A Justiça do Rio Grande do Norte condenou um hospital privado de Natal a indenizar em R$ 5 mil uma gestante que recebeu medicação errada.

A paciente estava grávida e buscou a unidade em dezembro de 2025 para tratar deficiência de ferro. O hospital aplicou Noripurum em vez do Ferinject prescrito.

Após a paciente desconfiar e questionar a ouvidoria, o hospital admitiu a troca dos medicamentos. A instituição prometeu estornar R$ 934,45 pagos pelo remédio, mas não cumpriu.

Um exame feito em janeiro de 2026 apontou regressão nos níveis de ferro da gestante. O hospital propôs acordo de R$ 1 mil, recusado pela autora da ação.

A juíza determinou a restituição do valor pago pelo medicamento, além dos danos morais.
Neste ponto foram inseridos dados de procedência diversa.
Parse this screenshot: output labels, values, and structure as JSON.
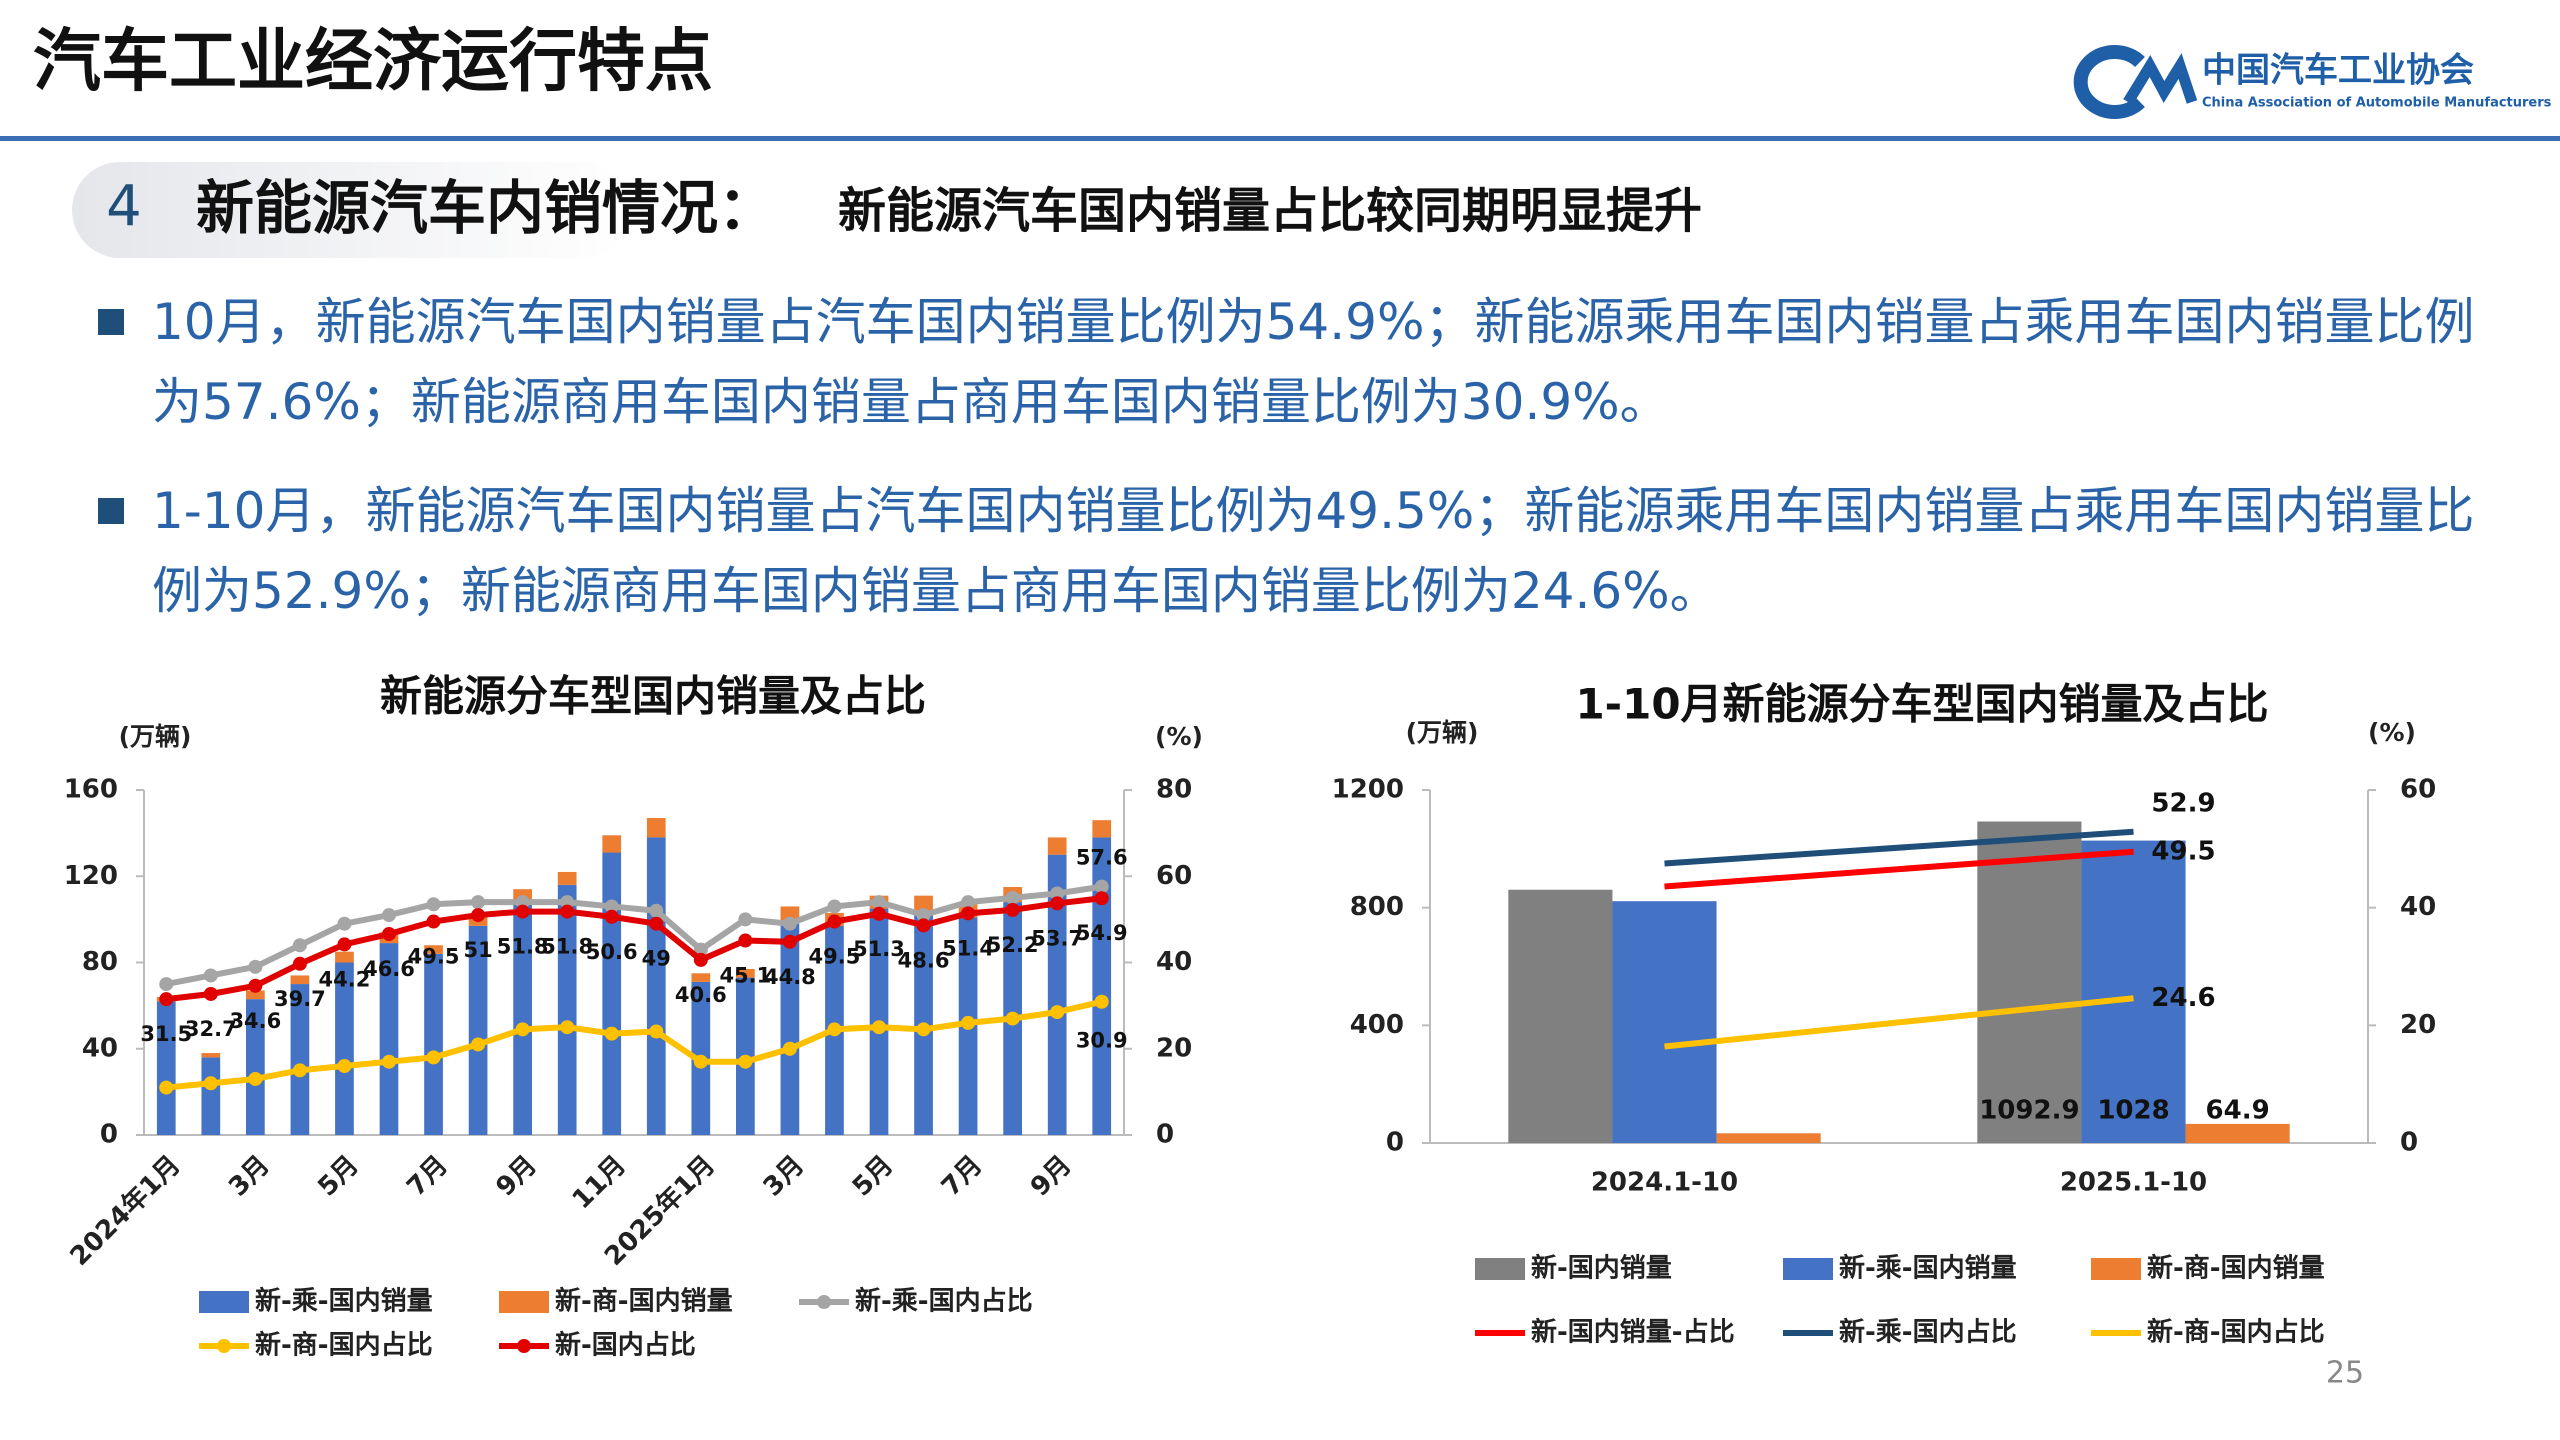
{
  "header": {
    "title": "汽车工业经济运行特点",
    "org_name": "中国汽车工业协会",
    "org_name_en": "China Association of Automobile Manufacturers"
  },
  "section": {
    "number": "4",
    "title": "新能源汽车内销情况：",
    "subtitle": "新能源汽车国内销量占比较同期明显提升"
  },
  "bullets": [
    "10月，新能源汽车国内销量占汽车国内销量比例为54.9%；新能源乘用车国内销量占乘用车国内销量比例为57.6%；新能源商用车国内销量占商用车国内销量比例为30.9%。",
    "1-10月，新能源汽车国内销量占汽车国内销量比例为49.5%；新能源乘用车国内销量占乘用车国内销量比例为52.9%；新能源商用车国内销量占商用车国内销量比例为24.6%。"
  ],
  "page_number": "25",
  "chart_data": [
    {
      "type": "combo",
      "title": "新能源分车型国内销量及占比",
      "y_label": "(万辆)",
      "y2_label": "(%)",
      "stacked": true,
      "markers": true,
      "categories": [
        "2024年1月",
        null,
        "3月",
        null,
        "5月",
        null,
        "7月",
        null,
        "9月",
        null,
        "11月",
        null,
        "2025年1月",
        null,
        "3月",
        null,
        "5月",
        null,
        "7月",
        null,
        "9月",
        null
      ],
      "ylim": [
        0,
        160
      ],
      "yticks": [
        0,
        40,
        80,
        120,
        160
      ],
      "y2lim": [
        0,
        80
      ],
      "y2ticks": [
        0,
        20,
        40,
        60,
        80
      ],
      "series": [
        {
          "name": "新-乘-国内销量",
          "type": "bar",
          "color": "#4472c4",
          "labels": "none",
          "values": [
            62,
            36,
            63,
            70,
            80,
            89,
            84,
            97,
            108,
            116,
            131,
            138,
            71,
            73,
            98,
            97,
            105,
            104,
            101,
            108,
            130,
            138
          ]
        },
        {
          "name": "新-商-国内销量",
          "type": "bar",
          "color": "#ed7d31",
          "labels": "none",
          "values": [
            2,
            2,
            4,
            4,
            5,
            5,
            4,
            5,
            6,
            6,
            8,
            9,
            4,
            4,
            8,
            6,
            6,
            7,
            6,
            7,
            8,
            8
          ]
        },
        {
          "name": "新-乘-国内占比",
          "type": "line",
          "axis": "y2",
          "color": "#a5a5a5",
          "labels": "last",
          "values": [
            35,
            37,
            39,
            44,
            49,
            51,
            53.5,
            54,
            54,
            54,
            53,
            52,
            43,
            50,
            49,
            53,
            54,
            51,
            54,
            55,
            56,
            57.6
          ]
        },
        {
          "name": "新-商-国内占比",
          "type": "line",
          "axis": "y2",
          "color": "#ffc000",
          "labels": "last",
          "values": [
            11,
            12,
            13,
            15,
            16,
            17,
            18,
            21,
            24.5,
            25,
            23.5,
            24,
            17,
            17,
            20,
            24.5,
            25,
            24.5,
            26,
            27,
            28.5,
            30.9
          ]
        },
        {
          "name": "新-国内占比",
          "type": "line",
          "axis": "y2",
          "color": "#e00000",
          "labels": "all",
          "values": [
            31.5,
            32.7,
            34.6,
            39.7,
            44.2,
            46.6,
            49.5,
            51,
            51.8,
            51.8,
            50.6,
            49,
            40.6,
            45.1,
            44.8,
            49.5,
            51.3,
            48.6,
            51.4,
            52.2,
            53.7,
            54.9
          ]
        }
      ]
    },
    {
      "type": "combo",
      "title": "1-10月新能源分车型国内销量及占比",
      "y_label": "(万辆)",
      "y2_label": "(%)",
      "stacked": false,
      "markers": false,
      "categories": [
        "2024.1-10",
        "2025.1-10"
      ],
      "ylim": [
        0,
        1200
      ],
      "yticks": [
        0,
        400,
        800,
        1200
      ],
      "y2lim": [
        0,
        60
      ],
      "y2ticks": [
        0,
        20,
        40,
        60
      ],
      "series": [
        {
          "name": "新-国内销量",
          "type": "bar",
          "color": "#808080",
          "labels": "last",
          "values": [
            861,
            1092.9
          ]
        },
        {
          "name": "新-乘-国内销量",
          "type": "bar",
          "color": "#4472c4",
          "labels": "last",
          "values": [
            822,
            1028
          ]
        },
        {
          "name": "新-商-国内销量",
          "type": "bar",
          "color": "#ed7d31",
          "labels": "last",
          "values": [
            33,
            64.9
          ]
        },
        {
          "name": "新-国内销量-占比",
          "type": "line",
          "axis": "y2",
          "color": "#ff0000",
          "labels": "last",
          "values": [
            43.6,
            49.5
          ]
        },
        {
          "name": "新-乘-国内占比",
          "type": "line",
          "axis": "y2",
          "color": "#1f4e79",
          "labels": "last",
          "values": [
            47.5,
            52.9
          ]
        },
        {
          "name": "新-商-国内占比",
          "type": "line",
          "axis": "y2",
          "color": "#ffc000",
          "labels": "last",
          "values": [
            16.4,
            24.6
          ]
        }
      ]
    }
  ]
}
Ela destacou a falha no atendimento e a vulnerabilidade da gestante.

A Justiça do Rio Grande do Norte condenou um hospital privado de Natal, que não teve o nome divulgado, a indenizar uma paciente gestante que recebeu uma medicação errada na unidade.
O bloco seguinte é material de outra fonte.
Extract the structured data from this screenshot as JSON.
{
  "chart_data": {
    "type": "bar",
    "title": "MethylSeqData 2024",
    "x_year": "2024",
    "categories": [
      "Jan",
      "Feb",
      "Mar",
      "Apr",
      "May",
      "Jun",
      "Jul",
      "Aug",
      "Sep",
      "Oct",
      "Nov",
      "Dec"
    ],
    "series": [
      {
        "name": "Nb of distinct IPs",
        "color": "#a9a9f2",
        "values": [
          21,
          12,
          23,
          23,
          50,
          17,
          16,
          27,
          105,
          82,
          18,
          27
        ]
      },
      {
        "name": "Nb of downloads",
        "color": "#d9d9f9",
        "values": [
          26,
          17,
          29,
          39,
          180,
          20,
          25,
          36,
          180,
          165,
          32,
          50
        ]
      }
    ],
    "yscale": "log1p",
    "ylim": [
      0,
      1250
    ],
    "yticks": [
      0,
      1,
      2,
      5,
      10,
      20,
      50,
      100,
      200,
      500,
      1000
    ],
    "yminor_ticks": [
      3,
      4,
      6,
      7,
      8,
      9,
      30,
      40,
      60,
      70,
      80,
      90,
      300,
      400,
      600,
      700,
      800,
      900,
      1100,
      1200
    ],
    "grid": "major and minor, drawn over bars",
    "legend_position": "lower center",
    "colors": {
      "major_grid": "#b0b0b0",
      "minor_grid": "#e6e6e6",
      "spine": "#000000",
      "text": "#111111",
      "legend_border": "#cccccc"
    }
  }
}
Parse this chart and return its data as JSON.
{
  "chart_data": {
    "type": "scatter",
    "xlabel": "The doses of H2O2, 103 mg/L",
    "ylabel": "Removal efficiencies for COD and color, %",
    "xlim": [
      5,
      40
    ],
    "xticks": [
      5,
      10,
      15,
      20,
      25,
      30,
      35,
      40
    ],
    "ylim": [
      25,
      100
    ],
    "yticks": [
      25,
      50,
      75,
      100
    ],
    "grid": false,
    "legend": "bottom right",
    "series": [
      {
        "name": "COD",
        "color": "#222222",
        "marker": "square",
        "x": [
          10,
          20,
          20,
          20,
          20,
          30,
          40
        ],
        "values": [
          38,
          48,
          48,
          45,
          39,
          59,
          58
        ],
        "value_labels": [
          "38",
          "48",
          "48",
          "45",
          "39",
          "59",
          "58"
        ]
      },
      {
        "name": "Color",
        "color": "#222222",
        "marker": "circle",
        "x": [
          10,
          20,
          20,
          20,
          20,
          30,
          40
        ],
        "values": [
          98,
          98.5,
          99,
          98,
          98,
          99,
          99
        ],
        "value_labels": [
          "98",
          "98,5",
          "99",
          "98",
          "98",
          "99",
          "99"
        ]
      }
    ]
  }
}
A decisão foi da juíza Ana Cláudia Florêncio, do 10° Juizado Especial Cível da Comarca de Natal, que reconheceu a gravidade da falha no atendimento.

A magistrada determinou a restituição de R$ 934,45, além do pagamento de R$ 5 mil por danos morais.
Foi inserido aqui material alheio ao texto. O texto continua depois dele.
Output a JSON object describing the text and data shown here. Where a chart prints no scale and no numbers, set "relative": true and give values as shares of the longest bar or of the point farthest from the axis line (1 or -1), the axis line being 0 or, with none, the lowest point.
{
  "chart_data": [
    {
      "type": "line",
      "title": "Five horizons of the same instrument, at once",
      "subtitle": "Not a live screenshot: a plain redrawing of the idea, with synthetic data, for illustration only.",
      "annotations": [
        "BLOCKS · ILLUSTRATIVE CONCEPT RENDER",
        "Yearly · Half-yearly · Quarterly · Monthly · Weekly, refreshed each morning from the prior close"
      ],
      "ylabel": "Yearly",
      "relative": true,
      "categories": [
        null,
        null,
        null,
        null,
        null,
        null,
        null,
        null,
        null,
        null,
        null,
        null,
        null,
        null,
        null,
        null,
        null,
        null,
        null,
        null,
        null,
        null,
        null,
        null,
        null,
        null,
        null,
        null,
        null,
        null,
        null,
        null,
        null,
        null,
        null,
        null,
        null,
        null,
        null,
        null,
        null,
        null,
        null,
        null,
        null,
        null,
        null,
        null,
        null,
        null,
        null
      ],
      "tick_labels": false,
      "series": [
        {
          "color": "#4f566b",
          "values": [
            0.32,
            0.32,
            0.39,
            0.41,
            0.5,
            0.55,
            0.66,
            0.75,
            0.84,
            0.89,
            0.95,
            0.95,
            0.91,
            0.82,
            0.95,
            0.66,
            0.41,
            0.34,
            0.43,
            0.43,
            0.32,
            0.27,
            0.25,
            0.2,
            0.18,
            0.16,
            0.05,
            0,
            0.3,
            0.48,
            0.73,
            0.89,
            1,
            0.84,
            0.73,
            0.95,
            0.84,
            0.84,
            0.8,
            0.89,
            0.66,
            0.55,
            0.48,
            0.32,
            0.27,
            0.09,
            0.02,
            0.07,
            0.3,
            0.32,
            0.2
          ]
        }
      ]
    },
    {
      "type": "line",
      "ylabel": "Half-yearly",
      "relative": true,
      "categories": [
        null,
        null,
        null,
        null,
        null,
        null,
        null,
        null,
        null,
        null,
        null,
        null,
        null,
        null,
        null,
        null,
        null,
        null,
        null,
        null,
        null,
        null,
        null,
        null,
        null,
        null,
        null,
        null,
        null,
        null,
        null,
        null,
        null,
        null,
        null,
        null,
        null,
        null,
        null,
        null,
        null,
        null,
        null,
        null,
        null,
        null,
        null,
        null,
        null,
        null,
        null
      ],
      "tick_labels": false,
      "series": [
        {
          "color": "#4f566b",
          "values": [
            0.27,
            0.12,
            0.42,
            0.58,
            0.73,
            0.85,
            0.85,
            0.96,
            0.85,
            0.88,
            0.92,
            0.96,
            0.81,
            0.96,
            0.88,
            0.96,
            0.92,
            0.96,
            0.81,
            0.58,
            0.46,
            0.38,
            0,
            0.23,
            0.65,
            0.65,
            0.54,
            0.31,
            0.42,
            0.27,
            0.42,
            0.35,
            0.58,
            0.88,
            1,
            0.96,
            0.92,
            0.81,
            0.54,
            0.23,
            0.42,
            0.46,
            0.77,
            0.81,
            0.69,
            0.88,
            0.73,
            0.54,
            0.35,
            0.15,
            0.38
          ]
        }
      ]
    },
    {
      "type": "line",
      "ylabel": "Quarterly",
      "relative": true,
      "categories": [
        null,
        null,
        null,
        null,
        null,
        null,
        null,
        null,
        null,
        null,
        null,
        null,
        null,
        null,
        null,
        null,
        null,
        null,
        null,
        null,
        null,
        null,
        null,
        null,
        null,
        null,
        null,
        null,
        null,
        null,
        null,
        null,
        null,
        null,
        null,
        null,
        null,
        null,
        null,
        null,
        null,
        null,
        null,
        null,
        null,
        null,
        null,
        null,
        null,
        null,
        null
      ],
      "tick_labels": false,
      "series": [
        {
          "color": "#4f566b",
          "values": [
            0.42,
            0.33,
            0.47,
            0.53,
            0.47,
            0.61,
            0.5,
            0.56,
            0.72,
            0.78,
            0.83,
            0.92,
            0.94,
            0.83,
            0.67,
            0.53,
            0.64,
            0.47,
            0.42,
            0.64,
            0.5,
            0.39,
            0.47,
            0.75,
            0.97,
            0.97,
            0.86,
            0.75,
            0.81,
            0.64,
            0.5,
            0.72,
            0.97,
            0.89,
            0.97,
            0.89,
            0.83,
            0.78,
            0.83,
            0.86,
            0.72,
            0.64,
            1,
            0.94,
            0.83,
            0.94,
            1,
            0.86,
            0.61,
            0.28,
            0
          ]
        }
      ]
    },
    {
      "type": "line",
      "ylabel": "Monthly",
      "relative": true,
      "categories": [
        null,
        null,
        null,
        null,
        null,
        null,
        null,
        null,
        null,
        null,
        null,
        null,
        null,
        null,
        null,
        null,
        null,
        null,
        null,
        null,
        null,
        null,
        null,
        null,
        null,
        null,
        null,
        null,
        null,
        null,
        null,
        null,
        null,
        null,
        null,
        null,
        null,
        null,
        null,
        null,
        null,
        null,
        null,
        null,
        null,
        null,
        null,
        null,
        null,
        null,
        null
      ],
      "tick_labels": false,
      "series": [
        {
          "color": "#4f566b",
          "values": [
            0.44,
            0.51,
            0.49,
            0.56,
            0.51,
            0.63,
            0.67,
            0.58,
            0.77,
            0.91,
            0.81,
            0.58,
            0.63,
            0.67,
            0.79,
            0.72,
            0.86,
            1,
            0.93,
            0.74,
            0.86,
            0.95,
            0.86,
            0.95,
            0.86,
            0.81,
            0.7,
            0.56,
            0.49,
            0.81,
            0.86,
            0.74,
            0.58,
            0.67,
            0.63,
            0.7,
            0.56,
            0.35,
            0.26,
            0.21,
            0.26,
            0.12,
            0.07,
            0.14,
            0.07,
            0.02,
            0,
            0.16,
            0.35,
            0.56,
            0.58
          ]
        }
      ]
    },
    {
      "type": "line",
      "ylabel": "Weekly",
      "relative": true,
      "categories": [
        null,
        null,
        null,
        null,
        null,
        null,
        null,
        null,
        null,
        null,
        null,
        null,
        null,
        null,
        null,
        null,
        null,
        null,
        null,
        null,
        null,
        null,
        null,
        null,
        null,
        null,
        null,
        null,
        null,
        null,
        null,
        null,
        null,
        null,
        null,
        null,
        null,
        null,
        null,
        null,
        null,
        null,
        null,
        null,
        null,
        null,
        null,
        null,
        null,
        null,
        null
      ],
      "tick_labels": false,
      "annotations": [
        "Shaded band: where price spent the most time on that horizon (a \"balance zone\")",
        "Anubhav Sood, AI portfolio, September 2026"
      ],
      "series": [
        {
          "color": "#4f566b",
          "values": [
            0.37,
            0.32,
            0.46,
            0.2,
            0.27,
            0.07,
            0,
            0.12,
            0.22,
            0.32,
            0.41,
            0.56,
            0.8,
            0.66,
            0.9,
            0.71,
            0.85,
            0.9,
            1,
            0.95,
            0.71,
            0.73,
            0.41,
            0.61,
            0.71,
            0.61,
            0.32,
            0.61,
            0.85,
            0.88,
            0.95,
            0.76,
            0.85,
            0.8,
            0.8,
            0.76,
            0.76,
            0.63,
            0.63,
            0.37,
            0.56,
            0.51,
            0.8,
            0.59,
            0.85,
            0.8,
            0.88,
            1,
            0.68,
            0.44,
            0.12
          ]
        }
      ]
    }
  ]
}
Segundo a sentença, o hospital administrou a medicação incorreta no soro de uma paciente gestante que buscava tratamento para reposição de ferro.

A ação relata que a paciente estava sob acompanhamento pré-natal e que, em razão de um quadro de deficiência de ferro – condição que eleva riscos de parto prematuro e prejuízos ao desenvolvimento fetal – a médica que a acompanha prescreveu o tratamento específico com o medicamento Ferinject.

A paciente foi, em dezembro de 2025, ao hospital para aplicação do medicamento, pagando a quantia de R$ 934,45.

Segundo a paciente, no momento da aplicação, o soro já chegou até ela na cor marrom, com o medicamento diluído.

A gestante pediu para ver o frasco do medicamento, o que foi negado pela técnica de enfermagem com a justificativa de que já tinha jogado fora e que a paciente não tinha pedido antes para ver.

Desconfiada, a gestante enviou um e-mail à ouvidoria do hospital pedindo informações do medicamento que estava sendo aplicado.

Ela reforçou ainda que não foi apresentada a identificação do medicamento, seja por meio da ampola, frasco ou qualquer outro meio visual que lhe permitisse conferir o remédio prescrito.

Na ação, a gestante disse que o hospital respondeu os e-mails admitindo o direito do paciente de conferir a medicação e confirmou que o medicamento administrado foi o Noripurum ao invés do Ferinject.

No e-mail, o hospital se comprometeu a realizar o estorno imediato do valor pago, o que não chegou a ser feito.

Após o episódio, a paciente realizou um exame, em janeiro de 2026, no qual verificou a regressão dos níveis de ferritina.

Na Justiça, o hospital ofereceu um acordo no valor global de R$ 1 mil, sustentando que a mudança no medicamento não produziu prejuízo clínico relevante, pois ambos os medicamentos administrados possuem finalidade terapêutica semelhante e não acarretam risco à paciente.

A gestante recusou a proposta de acordo e decidiu seguir com o processo.

A juíza responsável pelo caso evidenciou na decisão que a empresa não produziu prova técnica que contestasse o relato da paciente e que, em sua manifestação, limitou-se a afirmar que ambos os medicamentos possuem finalidade terapêutica semelhante.

Para a magistrada, o argumento é considerado insuficiente para afastar a falha na prestação do serviço, especialmente considerando que o próprio hospital reconheceu o equívoco e que houve regressão nos níveis de ferro no exame feito após pela autora.

“Verifico que houve prestação inadequada do serviço hospitalar, com erro na administração de medicamento, violação ao dever de informação e ausência de atendimento pós-procedimento, fatos que superam os limites do mero aborrecimento, sobretudo porque envolve gestante em acompanhamento pré-natal”, apontou na decisão.

A magistrada explicou ainda que embora o serviço tenha sido inadequadamente prestado, não se tratava de cobrança indevida, mas de contratação de serviço no qual a execução se deu de forma incorreta. A juíza apontou ainda que não foi verificada má-fé inequívoca.

“Em relação ao dano moral, mostra-se configurado diante da negligência, da quebra do dever de segurança e da vulnerabilidade específica da autora gestante, impondo a compensação proporcional”, decidiu.